Well, I've been working on this secretly for several months now.  I've emulated almost every TTL chip on the Dragon's Lair logic board as a standalone device and tied them all together.  Performance at the moment is barely adequate on modern beefy hardware (75% CPU usage on a single thread on an AMD Ryzen) and not adequate on a Raspberry Pi 4.

I experimenting with using multi-threading solutions to speed this up, but the critical timing and the need to keep the whole system running in lock-step made me conclude that this must be run on a single thread.  I'll keep looking at ways to use other threads to offload things like video and sound processing which I think will work fine.

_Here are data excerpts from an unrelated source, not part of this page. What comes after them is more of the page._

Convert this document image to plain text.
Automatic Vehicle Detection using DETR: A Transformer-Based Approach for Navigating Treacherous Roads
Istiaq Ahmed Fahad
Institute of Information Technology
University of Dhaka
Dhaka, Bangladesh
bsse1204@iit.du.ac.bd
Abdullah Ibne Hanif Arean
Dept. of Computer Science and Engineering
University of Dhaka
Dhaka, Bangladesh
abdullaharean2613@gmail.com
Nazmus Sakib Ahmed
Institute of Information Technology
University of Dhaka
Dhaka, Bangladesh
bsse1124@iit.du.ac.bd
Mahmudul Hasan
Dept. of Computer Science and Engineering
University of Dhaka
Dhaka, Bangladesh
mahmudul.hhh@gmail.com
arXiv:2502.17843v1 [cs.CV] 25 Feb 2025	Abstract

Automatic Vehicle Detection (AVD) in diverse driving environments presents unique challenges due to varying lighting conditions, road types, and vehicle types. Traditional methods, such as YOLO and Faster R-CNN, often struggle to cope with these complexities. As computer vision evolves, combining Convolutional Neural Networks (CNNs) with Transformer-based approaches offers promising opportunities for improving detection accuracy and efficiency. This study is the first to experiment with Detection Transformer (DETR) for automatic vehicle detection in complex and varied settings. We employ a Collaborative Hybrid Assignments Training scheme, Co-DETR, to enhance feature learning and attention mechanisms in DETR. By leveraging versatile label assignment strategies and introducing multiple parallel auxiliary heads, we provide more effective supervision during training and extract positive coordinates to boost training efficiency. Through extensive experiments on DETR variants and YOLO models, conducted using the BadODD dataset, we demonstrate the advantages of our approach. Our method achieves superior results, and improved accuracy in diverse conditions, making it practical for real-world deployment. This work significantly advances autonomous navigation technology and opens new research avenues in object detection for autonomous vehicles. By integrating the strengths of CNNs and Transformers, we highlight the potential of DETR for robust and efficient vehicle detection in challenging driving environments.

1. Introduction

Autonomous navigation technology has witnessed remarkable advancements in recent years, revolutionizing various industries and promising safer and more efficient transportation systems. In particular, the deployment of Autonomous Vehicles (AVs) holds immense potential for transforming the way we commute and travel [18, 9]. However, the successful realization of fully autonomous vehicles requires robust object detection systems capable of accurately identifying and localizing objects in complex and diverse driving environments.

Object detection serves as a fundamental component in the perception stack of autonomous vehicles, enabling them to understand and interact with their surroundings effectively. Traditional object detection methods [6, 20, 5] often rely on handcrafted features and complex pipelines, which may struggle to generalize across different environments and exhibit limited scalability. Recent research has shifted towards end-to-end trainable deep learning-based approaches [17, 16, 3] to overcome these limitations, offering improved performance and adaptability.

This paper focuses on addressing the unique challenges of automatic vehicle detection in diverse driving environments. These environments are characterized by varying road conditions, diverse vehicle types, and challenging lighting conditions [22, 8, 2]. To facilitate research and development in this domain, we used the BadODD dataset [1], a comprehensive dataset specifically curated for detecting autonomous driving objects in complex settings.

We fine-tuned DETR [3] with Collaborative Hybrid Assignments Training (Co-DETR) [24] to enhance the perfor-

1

So the good news is that I believe I'll be able to design the "perfect" Dragon's Lair emulator and it will be able to run at full speed on modern CPUs (such as the aforementioned Ryzen) and possibly even older CPUs like the Intel i5.  When I say perfect, I mean that every single pin on every single IC in the system (including the Z80) will be emulated and have the exact timing of original hardware.  Where a device is digital, there will be no shortcuts.  (analog devices such as the sound chip will not be held to this same standard of perfection).  I'm pretty excited about this because I sometimes study/repair original game board sets and not having the ability to study how the hardware is supposed to work via emulation has been quite inconvenient.

The bad news is that Dragon's Lair is the simplest of laserdisc games, so a game like Star Rider (which has three 6809E CPUs and a ton of TTL chips) probably won't able to run at full speed even on the newest of hardware using this approach.  I'll be looking at thoughtful optimizations/compromises to make for these scenarios since obviously with enough compromises, any of these old games could be made to run at full speed.

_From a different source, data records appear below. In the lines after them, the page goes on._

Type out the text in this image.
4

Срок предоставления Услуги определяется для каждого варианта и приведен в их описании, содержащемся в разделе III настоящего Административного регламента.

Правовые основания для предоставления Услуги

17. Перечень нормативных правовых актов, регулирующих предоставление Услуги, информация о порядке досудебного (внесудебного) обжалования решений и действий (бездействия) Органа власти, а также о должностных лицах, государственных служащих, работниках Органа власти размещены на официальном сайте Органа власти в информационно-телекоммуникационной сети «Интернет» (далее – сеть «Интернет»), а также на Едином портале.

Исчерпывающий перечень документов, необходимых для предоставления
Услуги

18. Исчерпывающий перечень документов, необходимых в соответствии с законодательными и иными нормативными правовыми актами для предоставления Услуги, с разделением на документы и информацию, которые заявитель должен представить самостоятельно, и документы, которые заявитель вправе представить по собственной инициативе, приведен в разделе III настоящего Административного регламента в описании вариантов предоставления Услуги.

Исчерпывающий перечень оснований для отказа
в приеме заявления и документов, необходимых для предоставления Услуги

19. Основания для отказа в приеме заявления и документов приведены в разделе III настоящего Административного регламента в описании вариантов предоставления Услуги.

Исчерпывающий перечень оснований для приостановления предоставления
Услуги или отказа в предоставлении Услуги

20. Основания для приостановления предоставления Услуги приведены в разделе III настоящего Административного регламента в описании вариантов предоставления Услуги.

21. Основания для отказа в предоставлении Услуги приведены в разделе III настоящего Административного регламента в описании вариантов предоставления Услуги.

Here's a brief description of how the Z80's pins work from an arbitrary instruction:


Here's every single pin of a Z80 captured via my logic analyzer.  When I embarked on the journey to emulate this beast, I thought "this is insane.  it will take so long to figure this stuff out."  but.. this is the kind of emulator I want Daphne to be, so I did it anyway.  now it's starting to make sense.

I had to do two separate captures because my logic analyzer can capture 32 pins at a time (which is a ton!) and the z80 has 40 pins.  that alone almost made it give up.

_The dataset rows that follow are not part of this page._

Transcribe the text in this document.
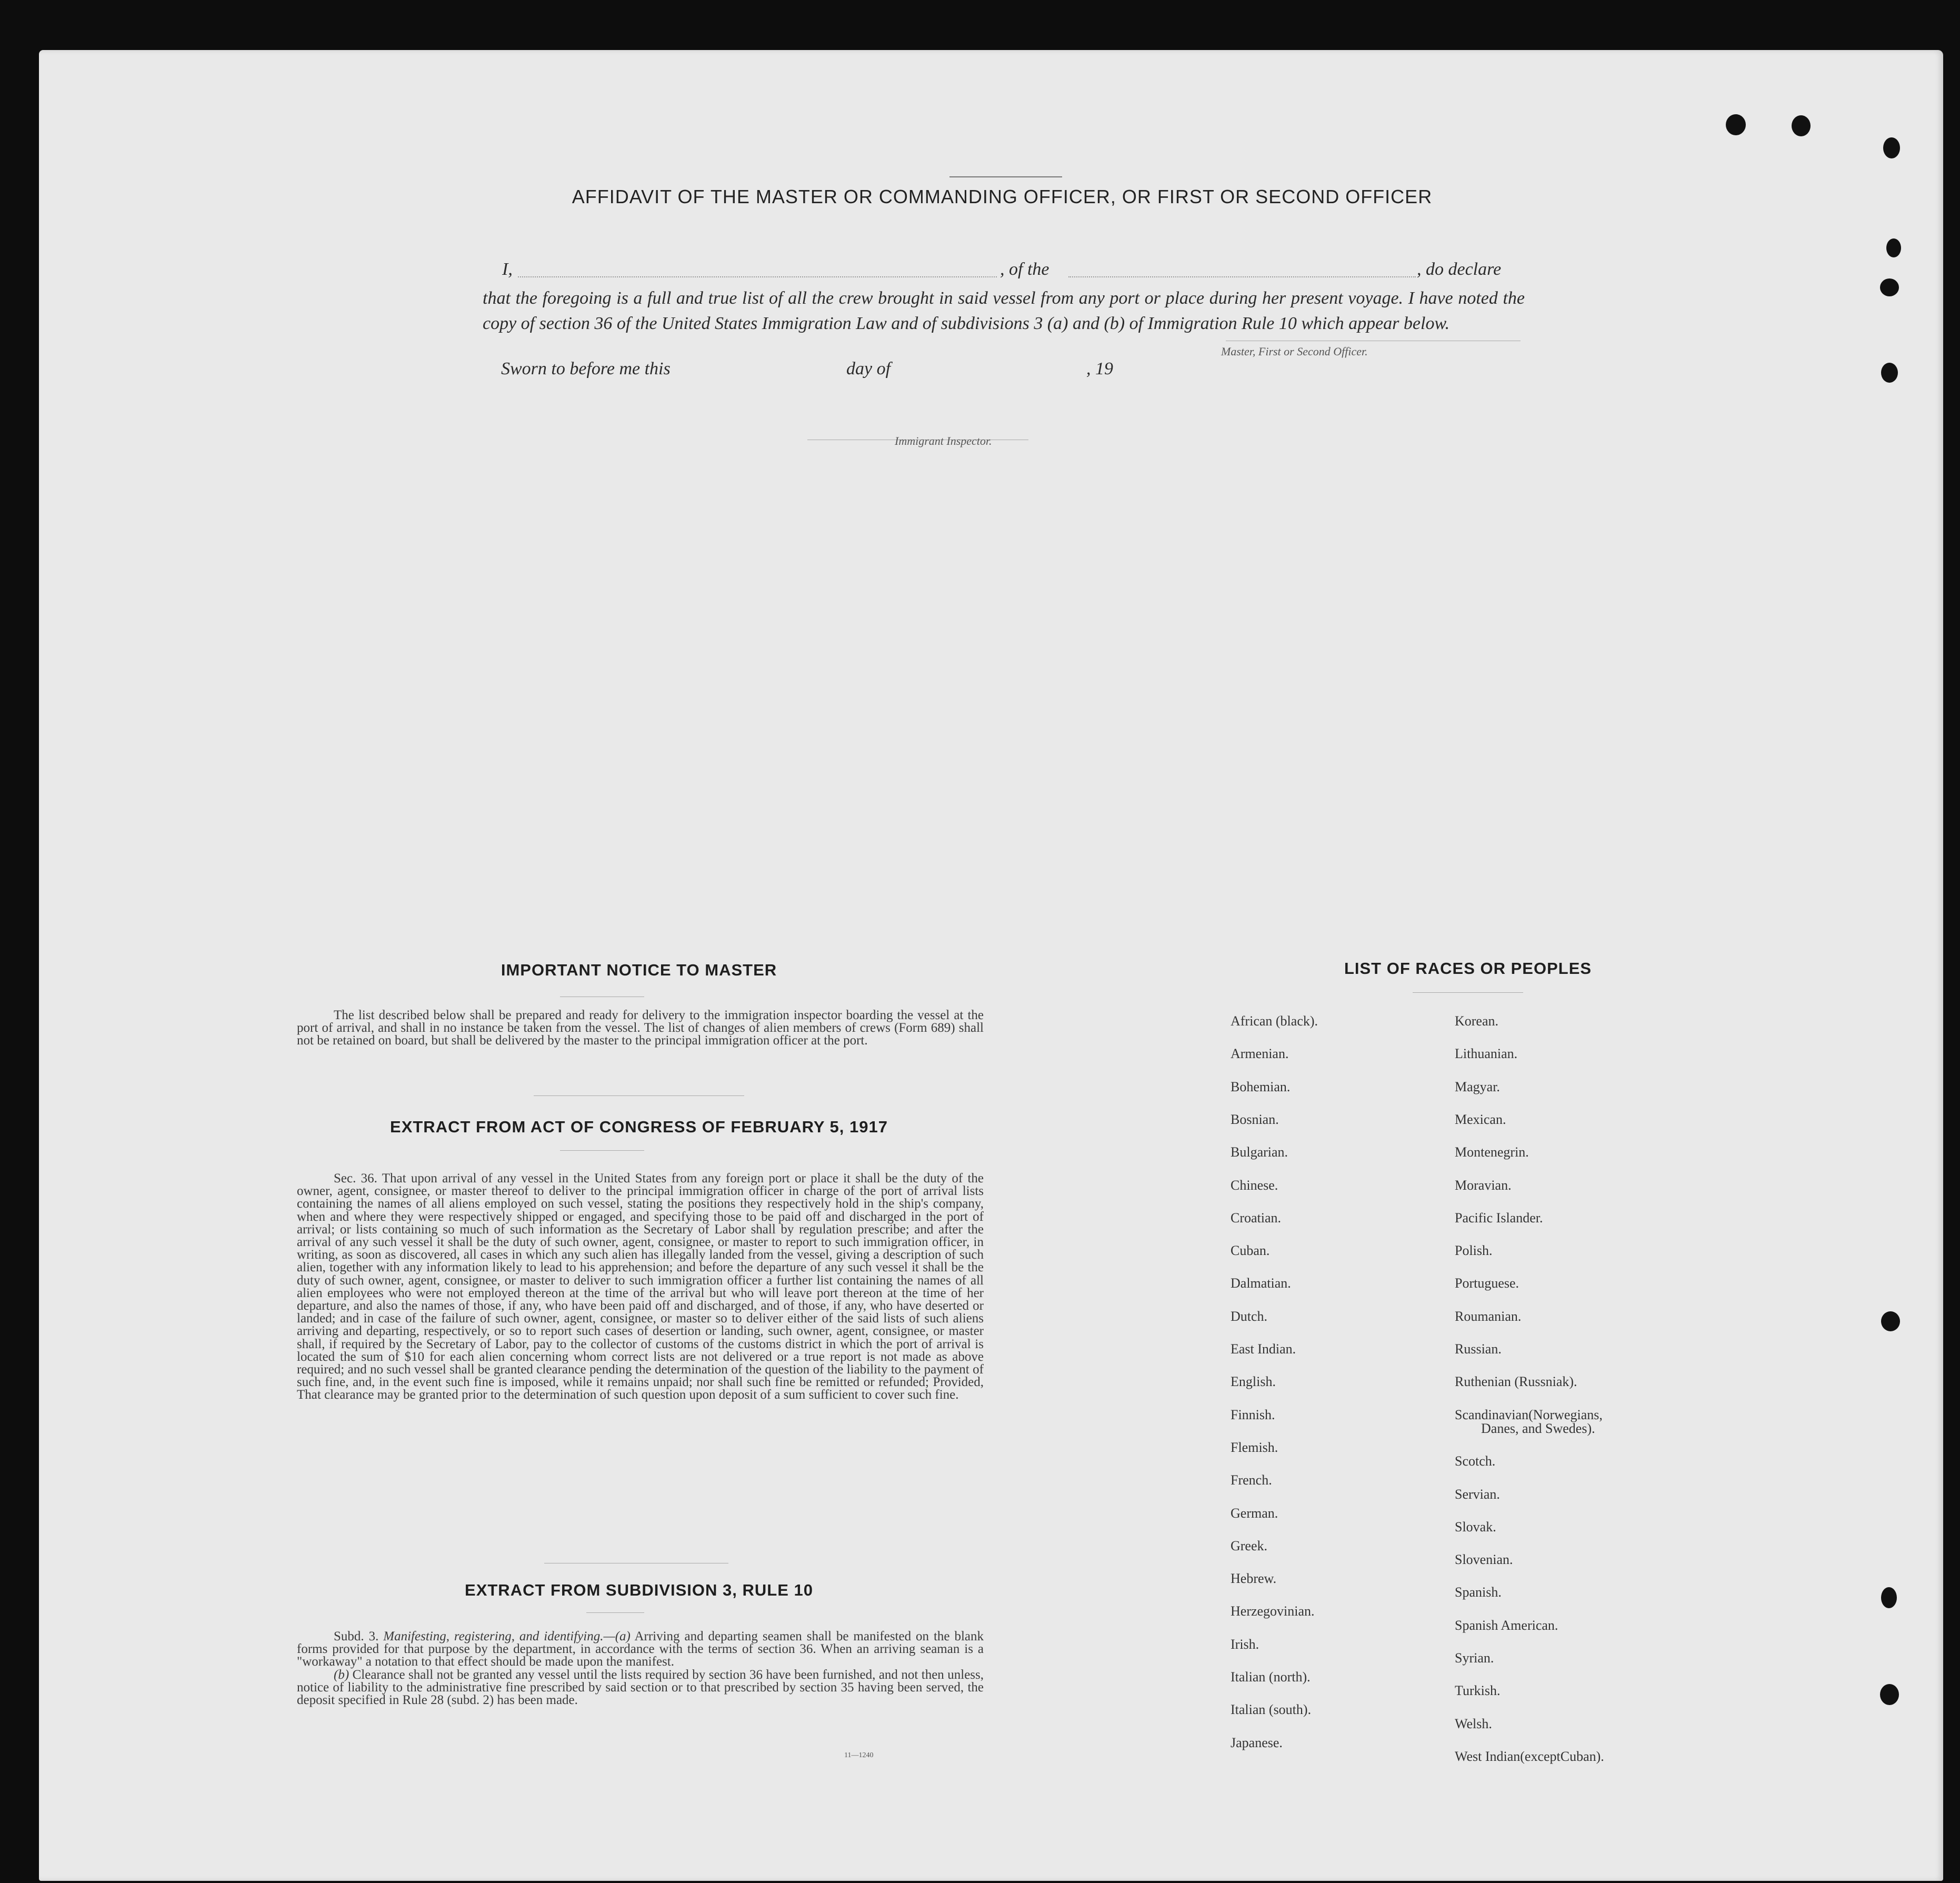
AFFIDAVIT OF THE MASTER OR COMMANDING OFFICER, OR FIRST OR SECOND OFFICER
I,	, of the	, do declare
that the foregoing is a full and true list of all the crew brought in said vessel from any port or place during her present voyage. I have noted the copy of section 36 of the United States Immigration Law and of subdivisions 3 (a) and (b) of Immigration Rule 10 which appear below.
Master, First or Second Officer.
Sworn to before me this	day of	, 19
Immigrant Inspector.
IMPORTANT NOTICE TO MASTER
The list described below shall be prepared and ready for delivery to the immigration inspector boarding the vessel at the port of arrival, and shall in no instance be taken from the vessel. The list of changes of alien members of crews (Form 689) shall not be retained on board, but shall be delivered by the master to the principal immigration officer at the port.
EXTRACT FROM ACT OF CONGRESS OF FEBRUARY 5, 1917
Sec. 36. That upon arrival of any vessel in the United States from any foreign port or place it shall be the duty of the owner, agent, consignee, or master thereof to deliver to the principal immigration officer in charge of the port of arrival lists containing the names of all aliens employed on such vessel, stating the positions they respectively hold in the ship's company, when and where they were respectively shipped or engaged, and specifying those to be paid off and discharged in the port of arrival; or lists containing so much of such information as the Secretary of Labor shall by regulation prescribe; and after the arrival of any such vessel it shall be the duty of such owner, agent, consignee, or master to report to such immigration officer, in writing, as soon as discovered, all cases in which any such alien has illegally landed from the vessel, giving a description of such alien, together with any information likely to lead to his apprehension; and before the departure of any such vessel it shall be the duty of such owner, agent, consignee, or master to deliver to such immigration officer a further list containing the names of all alien employees who were not employed thereon at the time of the arrival but who will leave port thereon at the time of her departure, and also the names of those, if any, who have been paid off and discharged, and of those, if any, who have deserted or landed; and in case of the failure of such owner, agent, consignee, or master so to deliver either of the said lists of such aliens arriving and departing, respectively, or so to report such cases of desertion or landing, such owner, agent, consignee, or master shall, if required by the Secretary of Labor, pay to the collector of customs of the customs district in which the port of arrival is located the sum of $10 for each alien concerning whom correct lists are not delivered or a true report is not made as above required; and no such vessel shall be granted clearance pending the determination of the question of the liability to the payment of such fine, and, in the event such fine is imposed, while it remains unpaid; nor shall such fine be remitted or refunded; Provided, That clearance may be granted prior to the determination of such question upon deposit of a sum sufficient to cover such fine.
EXTRACT FROM SUBDIVISION 3, RULE 10
Subd. 3. Manifesting, registering, and identifying.—(a) Arriving and departing seamen shall be manifested on the blank forms provided for that purpose by the department, in accordance with the terms of section 36. When an arriving seaman is a "workaway" a notation to that effect should be made upon the manifest.
(b) Clearance shall not be granted any vessel until the lists required by section 36 have been furnished, and not then unless, notice of liability to the administrative fine prescribed by said section or to that prescribed by section 35 having been served, the deposit specified in Rule 28 (subd. 2) has been made.
11—1240
LIST OF RACES OR PEOPLES
African (black).
Armenian.
Bohemian.
Bosnian.
Bulgarian.
Chinese.
Croatian.
Cuban.
Dalmatian.
Dutch.
East Indian.
English.
Finnish.
Flemish.
French.
German.
Greek.
Hebrew.
Herzegovinian.
Irish.
Italian (north).
Italian (south).
Japanese.
Korean.
Lithuanian.
Magyar.
Mexican.
Montenegrin.
Moravian.
Pacific Islander.
Polish.
Portuguese.
Roumanian.
Russian.
Ruthenian (Russniak).
Scandinavian(Norwegians,
Danes, and Swedes).
Scotch.
Servian.
Slovak.
Slovenian.
Spanish.
Spanish American.
Syrian.
Turkish.
Welsh.
West Indian(exceptCuban).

I've put colored lines to show how this instruction (LD (HL), 00h) works.

First section ("M1") is loading the instruction's opcode from the ROM program.  It sets the address to 1153h, lowers RD and MREQ lines, then the EPROM puts 36h on the data bus.  Z80 then raises RD/MREQ, then lowers MREQ/REFRESH, putting the number 0005h on the address bus which is used for dynamic ram to refresh itself (I think dragon's lair ignores it because it uses static ram).  That takes 4 clock cycles and is known in Z80 speak as "M1".  Next section ("M2") it needs to read the rest of the instruction, so it sets address to 1154h, lowers RD/MREQ again and the EPROM puts 00h on the data bus.  M2 is complete.  Now it has the full instruction.  It goes to the next section ("M3").  HL happens to have a value of A000h, so it sets the address bus to A000h, lowers MREQ but instead of lowering RD, it puts 00h on the data bus and lowers WR which tells the rest of the system that "Hey, I want to write a 00h to address A000h".  The rest of the system's hardware maps that address to the RAM and the RAM wakes up and grabs the data from the data bus and stores it.

The amazing thing is... how did they design the Z80 in 1976 or whenever?